I am prepared to assume, without deciding, that there can be an independent claim for bad faith conduct in respect of the insurer’s refusal to pay or continue to pay no-fault benefits. In order to establish such a claim, the appellant would first have to establish that the insurer’s termination of her benefits was improper. Such a claim must comply with the requirements outlined in ss. 280-284 of the Insurance Act, one of which is the two year limitation period for the institution of proceedings to determine this question. The appellant cannot, by the device of a claim for bad faith damages, extend threefold the length of that termination period.
 What distinguishes Arsenault from the case at bar is that the limitation period in that case was triggered by the refusal to pay benefits. Any failure to deal with the claim in good faith that led up to the denial of benefits had to have preceded the date of the refusal, and could not logically be separated from the denial of benefits itself. In other words, the bad faith claim and the claim that benefits were wrongly denied were one and the same. Since the Act provided a clear limitation period of two years from the date that benefits were denied, it provided a complete defence to the plaintiff’s claims.
 The case at bar, though, is quite different. The triggering event for coverage under the insurance policy is the date of the loss, which is the date of the car accident. However, the cause of action regarding the alleged bad faith dealing arises well after that date, including the plaintiff’s subsequent dealings with the adjuster and concluding with the dumping of the bloodstained wreck in the plaintiff’s driveway. The wrongful denial of coverage itself that is alleged here did not occur until October 9, 2008, more than one year after the accident. The Statement of Claim was issued less than one year later, well within the two-year general limitation period provided in s. 4 of the Limitations Act 2002, S.O. 2002 c. 24.
 I am not persuaded that the independent actionable wrong that has been pleaded by the plaintiff is statute barred.

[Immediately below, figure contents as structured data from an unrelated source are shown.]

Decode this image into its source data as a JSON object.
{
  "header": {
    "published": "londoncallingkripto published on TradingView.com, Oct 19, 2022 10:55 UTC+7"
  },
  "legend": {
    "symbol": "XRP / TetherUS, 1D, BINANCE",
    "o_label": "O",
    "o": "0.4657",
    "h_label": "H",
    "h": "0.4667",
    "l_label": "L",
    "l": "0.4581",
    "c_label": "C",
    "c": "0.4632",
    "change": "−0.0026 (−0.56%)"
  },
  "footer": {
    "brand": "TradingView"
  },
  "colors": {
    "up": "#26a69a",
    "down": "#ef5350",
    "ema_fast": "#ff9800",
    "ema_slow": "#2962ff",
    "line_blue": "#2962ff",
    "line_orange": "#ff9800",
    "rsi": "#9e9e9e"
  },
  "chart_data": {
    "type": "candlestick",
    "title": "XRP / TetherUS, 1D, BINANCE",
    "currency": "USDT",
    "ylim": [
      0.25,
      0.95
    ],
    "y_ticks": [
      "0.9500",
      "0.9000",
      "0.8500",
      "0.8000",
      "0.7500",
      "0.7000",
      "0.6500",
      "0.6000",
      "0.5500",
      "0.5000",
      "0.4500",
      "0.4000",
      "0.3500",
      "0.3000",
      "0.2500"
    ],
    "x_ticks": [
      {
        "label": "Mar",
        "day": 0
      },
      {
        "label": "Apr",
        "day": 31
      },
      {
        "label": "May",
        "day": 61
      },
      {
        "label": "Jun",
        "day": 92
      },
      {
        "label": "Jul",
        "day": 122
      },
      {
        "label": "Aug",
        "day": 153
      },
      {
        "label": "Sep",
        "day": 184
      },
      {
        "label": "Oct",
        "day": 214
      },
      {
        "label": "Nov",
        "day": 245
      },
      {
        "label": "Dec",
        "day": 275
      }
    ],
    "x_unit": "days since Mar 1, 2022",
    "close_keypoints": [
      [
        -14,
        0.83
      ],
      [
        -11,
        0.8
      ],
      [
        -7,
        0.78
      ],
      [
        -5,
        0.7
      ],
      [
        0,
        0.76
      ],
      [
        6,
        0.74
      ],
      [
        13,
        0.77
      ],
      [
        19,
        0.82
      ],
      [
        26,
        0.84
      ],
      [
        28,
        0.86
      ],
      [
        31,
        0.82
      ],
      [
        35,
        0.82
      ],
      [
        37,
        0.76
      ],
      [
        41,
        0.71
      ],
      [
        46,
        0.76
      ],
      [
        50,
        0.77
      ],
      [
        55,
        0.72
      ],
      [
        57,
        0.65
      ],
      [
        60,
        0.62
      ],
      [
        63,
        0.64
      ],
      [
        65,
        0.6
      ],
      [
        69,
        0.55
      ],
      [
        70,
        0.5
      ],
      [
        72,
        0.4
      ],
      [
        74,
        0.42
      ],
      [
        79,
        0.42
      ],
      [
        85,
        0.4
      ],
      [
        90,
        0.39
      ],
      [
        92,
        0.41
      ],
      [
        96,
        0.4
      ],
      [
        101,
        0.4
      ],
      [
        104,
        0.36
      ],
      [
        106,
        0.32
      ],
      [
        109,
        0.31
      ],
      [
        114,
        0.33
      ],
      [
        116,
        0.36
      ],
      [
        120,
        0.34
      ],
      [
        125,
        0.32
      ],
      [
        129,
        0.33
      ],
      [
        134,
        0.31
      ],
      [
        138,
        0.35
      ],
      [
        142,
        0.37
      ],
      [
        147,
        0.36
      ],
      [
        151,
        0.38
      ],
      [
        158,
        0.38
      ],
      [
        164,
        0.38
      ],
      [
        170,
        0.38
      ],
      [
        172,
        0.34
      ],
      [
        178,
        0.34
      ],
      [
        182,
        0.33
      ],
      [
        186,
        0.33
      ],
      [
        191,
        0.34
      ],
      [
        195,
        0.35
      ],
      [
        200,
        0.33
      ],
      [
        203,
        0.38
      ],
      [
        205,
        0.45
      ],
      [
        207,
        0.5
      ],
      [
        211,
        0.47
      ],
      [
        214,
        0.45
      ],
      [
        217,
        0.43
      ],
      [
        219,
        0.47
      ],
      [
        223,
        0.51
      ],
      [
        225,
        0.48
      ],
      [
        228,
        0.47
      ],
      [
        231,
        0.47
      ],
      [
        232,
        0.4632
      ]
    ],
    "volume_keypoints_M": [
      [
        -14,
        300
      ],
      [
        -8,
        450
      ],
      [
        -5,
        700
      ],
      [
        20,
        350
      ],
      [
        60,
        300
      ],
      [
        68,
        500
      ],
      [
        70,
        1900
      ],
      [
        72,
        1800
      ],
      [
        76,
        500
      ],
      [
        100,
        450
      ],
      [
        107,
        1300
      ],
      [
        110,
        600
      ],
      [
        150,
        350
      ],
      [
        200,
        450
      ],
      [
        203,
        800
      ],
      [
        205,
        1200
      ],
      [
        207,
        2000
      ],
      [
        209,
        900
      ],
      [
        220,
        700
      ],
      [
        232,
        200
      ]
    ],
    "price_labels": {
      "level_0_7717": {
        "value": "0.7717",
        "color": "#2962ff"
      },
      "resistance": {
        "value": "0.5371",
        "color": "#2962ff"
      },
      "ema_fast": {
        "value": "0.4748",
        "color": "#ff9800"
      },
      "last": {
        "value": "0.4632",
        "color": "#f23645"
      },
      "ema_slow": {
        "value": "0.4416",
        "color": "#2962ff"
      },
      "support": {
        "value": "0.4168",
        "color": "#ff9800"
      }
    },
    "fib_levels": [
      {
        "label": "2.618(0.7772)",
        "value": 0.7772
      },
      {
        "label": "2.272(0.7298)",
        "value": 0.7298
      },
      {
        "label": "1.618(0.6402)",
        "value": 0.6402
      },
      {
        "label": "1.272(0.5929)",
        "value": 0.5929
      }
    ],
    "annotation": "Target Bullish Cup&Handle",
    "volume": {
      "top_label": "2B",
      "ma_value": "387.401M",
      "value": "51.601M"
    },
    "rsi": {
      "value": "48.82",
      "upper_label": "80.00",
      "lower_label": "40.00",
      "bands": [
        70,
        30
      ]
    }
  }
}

The failure of an insurance company to act in good faith when investigating and determining whether to pay insurance claims is itself a wrongdoing independent of the breach of contract for failing to provide the coverage within the insurance policy. This separate act of wrongdoing may give rise to legal action for claims seeking general damages or even punitive damages where the wrongful coverage denial occurred with exceptional bad faith.
Furthermore, whereas, generally, legal claims for breach of contract by failing to provide coverage per the insurance policy contract must be made within one year, it is possible that legal claims for the separate wrongdoing involving bad faith may be permitted for up to two years after the separate wrongdoing itself.